Então vos hão de entregar para serdes atormentados, e matar-vos-ão; e sereis odiados de todas as nações por causa do meu nome.” Mateus 24:9

04 de novembro de 2016.

“Não tenham medo de evangelizar os muçulmanos, eles podem estar esperando por uma palavra de consolo e ânimo; devemos evangelizá-los em tempo e fora de tempo, como nos instrui a própria Bíblia”

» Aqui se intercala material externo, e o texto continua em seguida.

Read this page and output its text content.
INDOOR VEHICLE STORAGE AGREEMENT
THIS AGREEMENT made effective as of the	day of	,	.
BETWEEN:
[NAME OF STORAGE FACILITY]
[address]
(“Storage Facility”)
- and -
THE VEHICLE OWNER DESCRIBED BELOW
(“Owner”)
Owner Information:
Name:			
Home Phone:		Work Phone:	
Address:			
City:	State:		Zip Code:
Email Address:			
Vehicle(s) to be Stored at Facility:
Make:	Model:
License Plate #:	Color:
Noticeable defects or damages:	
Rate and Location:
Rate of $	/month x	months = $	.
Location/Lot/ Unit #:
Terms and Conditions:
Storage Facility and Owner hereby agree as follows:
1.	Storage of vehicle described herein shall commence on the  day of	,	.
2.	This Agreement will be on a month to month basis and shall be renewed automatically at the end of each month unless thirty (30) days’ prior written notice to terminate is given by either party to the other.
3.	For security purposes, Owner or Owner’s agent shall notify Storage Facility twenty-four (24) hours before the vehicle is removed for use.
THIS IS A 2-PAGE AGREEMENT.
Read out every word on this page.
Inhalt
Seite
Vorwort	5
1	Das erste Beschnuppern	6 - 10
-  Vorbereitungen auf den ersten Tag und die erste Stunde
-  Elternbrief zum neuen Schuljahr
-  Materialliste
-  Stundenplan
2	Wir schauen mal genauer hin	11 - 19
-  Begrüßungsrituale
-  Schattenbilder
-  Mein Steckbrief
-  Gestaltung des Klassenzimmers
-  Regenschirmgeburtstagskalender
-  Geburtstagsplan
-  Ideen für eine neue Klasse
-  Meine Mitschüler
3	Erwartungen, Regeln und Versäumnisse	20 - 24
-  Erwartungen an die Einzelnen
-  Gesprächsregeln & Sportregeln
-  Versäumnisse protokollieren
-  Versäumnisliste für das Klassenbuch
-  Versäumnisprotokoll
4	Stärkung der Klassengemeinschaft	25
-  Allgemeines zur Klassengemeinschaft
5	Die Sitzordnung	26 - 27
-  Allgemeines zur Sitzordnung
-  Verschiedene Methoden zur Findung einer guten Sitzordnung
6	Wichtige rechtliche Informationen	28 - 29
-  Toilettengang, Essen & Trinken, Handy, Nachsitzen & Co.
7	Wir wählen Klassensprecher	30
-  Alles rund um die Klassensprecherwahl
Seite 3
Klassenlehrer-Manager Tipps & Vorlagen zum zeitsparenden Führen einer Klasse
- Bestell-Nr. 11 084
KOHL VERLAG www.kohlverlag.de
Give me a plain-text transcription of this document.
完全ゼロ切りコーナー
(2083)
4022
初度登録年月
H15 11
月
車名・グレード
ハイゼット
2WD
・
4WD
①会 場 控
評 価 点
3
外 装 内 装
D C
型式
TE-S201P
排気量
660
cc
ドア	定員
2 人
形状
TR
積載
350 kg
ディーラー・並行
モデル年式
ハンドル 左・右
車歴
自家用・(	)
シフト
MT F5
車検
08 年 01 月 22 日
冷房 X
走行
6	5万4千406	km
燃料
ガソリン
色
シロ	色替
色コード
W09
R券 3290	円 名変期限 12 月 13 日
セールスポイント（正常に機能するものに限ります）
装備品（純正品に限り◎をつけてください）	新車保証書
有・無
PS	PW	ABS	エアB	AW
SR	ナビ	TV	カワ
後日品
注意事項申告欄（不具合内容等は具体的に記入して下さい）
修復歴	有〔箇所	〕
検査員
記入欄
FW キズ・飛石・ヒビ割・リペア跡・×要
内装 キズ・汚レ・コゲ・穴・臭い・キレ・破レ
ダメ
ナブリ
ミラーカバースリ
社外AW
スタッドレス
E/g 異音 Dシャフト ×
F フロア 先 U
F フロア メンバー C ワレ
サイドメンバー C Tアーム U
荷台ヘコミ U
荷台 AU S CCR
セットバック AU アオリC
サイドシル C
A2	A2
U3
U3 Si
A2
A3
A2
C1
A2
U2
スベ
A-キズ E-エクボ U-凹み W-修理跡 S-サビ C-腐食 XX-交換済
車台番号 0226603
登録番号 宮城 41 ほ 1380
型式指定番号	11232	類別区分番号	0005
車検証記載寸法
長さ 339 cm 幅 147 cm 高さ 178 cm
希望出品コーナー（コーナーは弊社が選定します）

A vida não tem sido fácil para Kristina, de 28 anos de idade, que professa a fé cristã num país como a Síria. Muito antes de começar a guerra civil, ela e seu marido já viviam em Aleppo. “Havia dificuldades, mas isso faz parte da vida de quem é minoria em uma nação, mas no geral, a vida era relativamente boa. Depois da guerra, porém, tudo mudou. Quando os militantes do Estado Islâmico lutaram pelo controle da cidade e venceram, eu estava grávida de minha primeira filha. Os primeiros meses com ela foram os mais difíceis de minha vida. Sem água, sem eletricidade e sem gás. Estava muito frio na época. Agora ela tem 18 meses, tudo isso passou”, lembra.

Como mãe, ela enfrentou grandes desafios. O casal decidiu ir morar no Líbano em busca de segurança. A ideia era ficar lá apenas alguns meses, mas a guerra se prolongou e a violência aumentou bastante. Como as regiões cristãs estavam sendo bombardeadas, a família decidiu esperar até o final da guerra. “Nós não deixaríamos nossa filha crescer em meio a tantos perigos”, comentou. De volta à cidade, agora Kristina retomou a liderança nos trabalhos evangelísticos da igreja, no ministério infantil. “Muitos que não encontraram apoio nas mesquitas estão repensando sua fé. Eles estão surpresos com a programação dos cristãos para todos os sírios. Aqui na igreja só tem 10% dos antigos frequentadores, mas o templo está cheio de muçulmanos. Há muitas crianças participando das atividades e os pais aprovam que elas estejam aprendendo mais sobre Deus”, explica.

Ela conta que isso jamais aconteceria antes da guerra. “As mulheres estão interagindo e se sentindo libertas do jugo que um dia conheceram no islã, onde só serviam para realizar atividades domésticas e dar filhos aos seus maridos. Não havia direitos para elas, mas agora elas percebem que também podem sonhar”, diz animada e deixa também um recado a todos os irmãos: “Não tenham medo de evangelizar os muçulmanos, eles podem estar esperando por uma palavra de consolo e ânimo. Devemos evangelizá-los em tempo e fora de tempo, como nos instrui a própria Bíblia”, conclui.

*Nome alterado por motivos de segurança.